The Iranian automotive market has had a volatile state with car sales suffering dramatically since 2011, falling from 1.5 million to 0.7 million in 2013. The market then recovered to 0.9 million between 2014 and 2015 with strong accelerated growth predicted for the end of the decade with automotive sales coming in at 2 to 3 times the 2013 low. The Iranian middle class has grown significantly to around a third of the population and has captured the interest of the premium international automotive industry.
This remarkable desire for imported vehicles, combined with sufficient funds to acquire premium propositions will no doubt see a spike in the sale of premium cars. Iran as a regional hub possesses low cost labor and abundant raw materials with proximity to markets that have a combined population of up to 400 million and recent changes to Iran’s export tax system make it very attractive indeed.
The auto giant PSA Peugeot Citroen has become the first foreign company since the January 16 implementation of the Joint Comprehensive Plan of Action to take the necessary steps in obtaining a license from the Iranian government to invest in Iran Khodro Co. (IKCO), the biggest car manufacturer in the country. There is much history between PSA Peugeot Citroen who used to be a partner with IKCO because of the nuclear-related sanctions but they have put aside their differences and come to working agreements.
Another IKCO initiative that is looming on the horizon for the motor industry involves arrangements with Mercedes-Benz to manufacture commercial vehicles and passenger cars in Iran also. Negotiations will allow the German titan to begin its operations in upcoming months. Mercedes-Benz is also aggressively negotiating the local production of trucks and power-train components, negotiations with firms such as Iran Khodro Diesel and the Dubai-based Mammut Group and with further engagements as a shareholder in the Iranian Diesel Engine Manufacturing Company, situated in the north-western city of Tabriz.
Not wanting to be left out of the party; Volkswagen and its Skoda brand have also approached Iranian car makers and is in the market positioning process of selecting a local partner in its bid to capture a market share in Iran. The Italian firm Fiat has also been on the ball with negotiations taking place for IKCO to own shares in the firm and establish a roadmap for joint enterprise in a few months.
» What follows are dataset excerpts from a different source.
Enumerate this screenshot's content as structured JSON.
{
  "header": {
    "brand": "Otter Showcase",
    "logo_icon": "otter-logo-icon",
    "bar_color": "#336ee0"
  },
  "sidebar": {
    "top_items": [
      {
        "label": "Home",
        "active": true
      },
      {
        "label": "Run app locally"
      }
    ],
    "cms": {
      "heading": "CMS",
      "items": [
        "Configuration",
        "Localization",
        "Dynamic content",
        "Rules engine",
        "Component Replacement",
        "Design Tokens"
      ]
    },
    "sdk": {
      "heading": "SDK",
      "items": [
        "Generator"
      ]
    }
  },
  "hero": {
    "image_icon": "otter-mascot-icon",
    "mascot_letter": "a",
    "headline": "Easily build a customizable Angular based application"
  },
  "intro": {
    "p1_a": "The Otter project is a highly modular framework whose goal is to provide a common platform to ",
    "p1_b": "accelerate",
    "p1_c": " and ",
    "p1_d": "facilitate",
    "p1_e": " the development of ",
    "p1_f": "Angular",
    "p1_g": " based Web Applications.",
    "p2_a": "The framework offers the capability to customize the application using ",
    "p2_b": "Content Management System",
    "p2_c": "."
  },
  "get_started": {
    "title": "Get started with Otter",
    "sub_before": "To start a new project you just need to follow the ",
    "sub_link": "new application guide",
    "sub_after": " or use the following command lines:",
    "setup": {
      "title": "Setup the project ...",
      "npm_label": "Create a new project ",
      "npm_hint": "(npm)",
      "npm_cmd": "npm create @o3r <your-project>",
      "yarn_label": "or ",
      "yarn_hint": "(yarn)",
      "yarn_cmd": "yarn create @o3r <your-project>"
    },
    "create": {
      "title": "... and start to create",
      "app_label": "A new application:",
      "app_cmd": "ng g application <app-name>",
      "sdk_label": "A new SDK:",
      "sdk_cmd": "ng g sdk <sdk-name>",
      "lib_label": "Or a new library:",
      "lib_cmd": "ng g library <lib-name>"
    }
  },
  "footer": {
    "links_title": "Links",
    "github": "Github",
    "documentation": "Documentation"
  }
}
Iran’s auto industry also boasts of other car manufacturers including SAIPA, which is the second-largest car manufacturer in the country, it has revealed its own development plans as part of the broader national effort to boost the auto sector with the PSA striking deals with SAIPA to also build Citroen cars in Iran. Nissan. Kia, and Renault have also expressed significant interest in partnerships with SAIPA over the coming months.
Without a doubt the market outlook for the country and its auto industry is a positive one but we must not forget the challenges that still cast a shadow on the demand for foreign cars such as the current low price of oil that is affecting income, the extremely complicated Iranian tax system which is highly regulated by the state and the mysterious five millennia old culture compounded by the influences of isolation and previously strained relationships with Western corporations.
Considering the aggressive labors to kick-start the Iranian auto industry, the Iranian Parliament has forecasted an up to thirty-five percent increase in car import tariffs in the budget with predicted figures coming in at over £0.5Billion. Critics of the Iranian parliament have cited the forecast as over-ambitious as domestic demand for expensive cars has already fallen.
We will let the 65% population with an itch for high luxury cars show their hands.